私は店内の在庫管理をすると客足がほとんどないのを確認してから、早々に店を締めて二階の事務所へと上がる。真っ白の床、真っ白な壁、階段。無機質なドアを開けるとそこには本屋の事務所と怪異事案対策専門機構の小さな単位の事務所を兼ねた横長の空間。
特に入ってすぐ目に見える範囲は本屋の事務所としている。万が一怪異関連の案件の客を通す時に本屋の客がかちあわないように配慮してのことだ。
だから入って右手(3分の1)は事務机やテーブル、壁側にハンガーラック、時計等。簡素なものが置いてある。
長方形の左手(3分の2)は怪異事案対策専門機構としての案件や相談への対応のために鍵がかけられる応接室と会議室がある。
奥側は大きな窓が壁の空間のほとんどを占めている。
今日他の従業員が居ない理由は、上からの定期的な呼び出しによるものだ。大概は検査、講習、会議等。今回もその類いである。

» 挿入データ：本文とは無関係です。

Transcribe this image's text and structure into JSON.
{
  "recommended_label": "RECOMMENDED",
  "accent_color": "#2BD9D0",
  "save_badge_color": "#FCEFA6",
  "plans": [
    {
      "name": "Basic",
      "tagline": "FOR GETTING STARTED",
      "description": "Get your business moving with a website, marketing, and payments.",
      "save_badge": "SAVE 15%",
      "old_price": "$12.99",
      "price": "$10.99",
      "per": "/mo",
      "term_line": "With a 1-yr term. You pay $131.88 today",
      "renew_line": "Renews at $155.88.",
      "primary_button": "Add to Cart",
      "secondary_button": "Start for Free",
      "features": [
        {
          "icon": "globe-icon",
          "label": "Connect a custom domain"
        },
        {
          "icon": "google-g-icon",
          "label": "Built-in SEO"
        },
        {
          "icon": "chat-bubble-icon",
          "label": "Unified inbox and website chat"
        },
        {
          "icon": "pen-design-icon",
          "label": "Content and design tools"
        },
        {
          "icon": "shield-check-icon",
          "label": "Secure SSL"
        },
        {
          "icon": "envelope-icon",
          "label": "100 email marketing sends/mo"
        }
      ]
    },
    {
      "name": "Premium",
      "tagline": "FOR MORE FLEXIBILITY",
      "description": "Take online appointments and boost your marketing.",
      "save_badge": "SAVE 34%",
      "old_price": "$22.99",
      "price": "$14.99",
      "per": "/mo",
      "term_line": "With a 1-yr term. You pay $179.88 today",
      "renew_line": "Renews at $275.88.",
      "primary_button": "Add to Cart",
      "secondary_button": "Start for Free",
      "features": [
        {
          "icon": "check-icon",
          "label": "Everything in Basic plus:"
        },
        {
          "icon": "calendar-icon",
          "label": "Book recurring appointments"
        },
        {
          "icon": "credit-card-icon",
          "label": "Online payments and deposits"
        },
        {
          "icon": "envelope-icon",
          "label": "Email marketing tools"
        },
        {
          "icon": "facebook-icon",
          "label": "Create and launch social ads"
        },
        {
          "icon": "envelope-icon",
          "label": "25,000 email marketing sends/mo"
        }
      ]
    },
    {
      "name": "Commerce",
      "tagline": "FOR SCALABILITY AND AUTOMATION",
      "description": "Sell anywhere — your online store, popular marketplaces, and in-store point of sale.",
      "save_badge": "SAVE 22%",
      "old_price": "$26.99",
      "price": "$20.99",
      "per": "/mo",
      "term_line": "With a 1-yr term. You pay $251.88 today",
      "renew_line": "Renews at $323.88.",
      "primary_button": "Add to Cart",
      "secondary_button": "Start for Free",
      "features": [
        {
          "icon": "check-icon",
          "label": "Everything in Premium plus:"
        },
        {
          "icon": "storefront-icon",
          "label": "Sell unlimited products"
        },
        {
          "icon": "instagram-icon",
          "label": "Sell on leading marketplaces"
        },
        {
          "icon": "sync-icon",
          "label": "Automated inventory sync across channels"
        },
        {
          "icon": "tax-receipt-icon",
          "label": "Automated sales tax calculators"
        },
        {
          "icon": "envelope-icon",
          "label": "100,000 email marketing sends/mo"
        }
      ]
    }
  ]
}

本部や支部からの要請、呼び出しは絶対的なものだ。とはいえ、店を無人にするのはあれだなぁなんて理由でOKが出るのは私が無能だからに他ならない。私は切り捨てても問題が無いと判断されたのだろう、と推測できる。
定期的に、総勢を呼び出すパターンや、新人だけを呼び出すパターン、お偉いがただけを呼び立て会議するパターン。他には案件を対処するために緊急要請されるパターンに分類される。
まぁどちらにせよ私が顔を出すことは一生無い。昔は先輩に連れられ顔を出していたがそれは遠い過去のこと。所詮一般的普遍な人種、それが私。
そもそも関り合いになんてなりたくもないが、容易に抜け出す権利は私には無かっただから。こんな風に本屋をやって上から寄越してくる連中を雇っている。無能な私への当てつけ。或いは選別、嫌がらせ。もうどうでもいいな。
固定電話の留守電が無いことを確認するとさっさと鍵を締めて帰路へ着いた。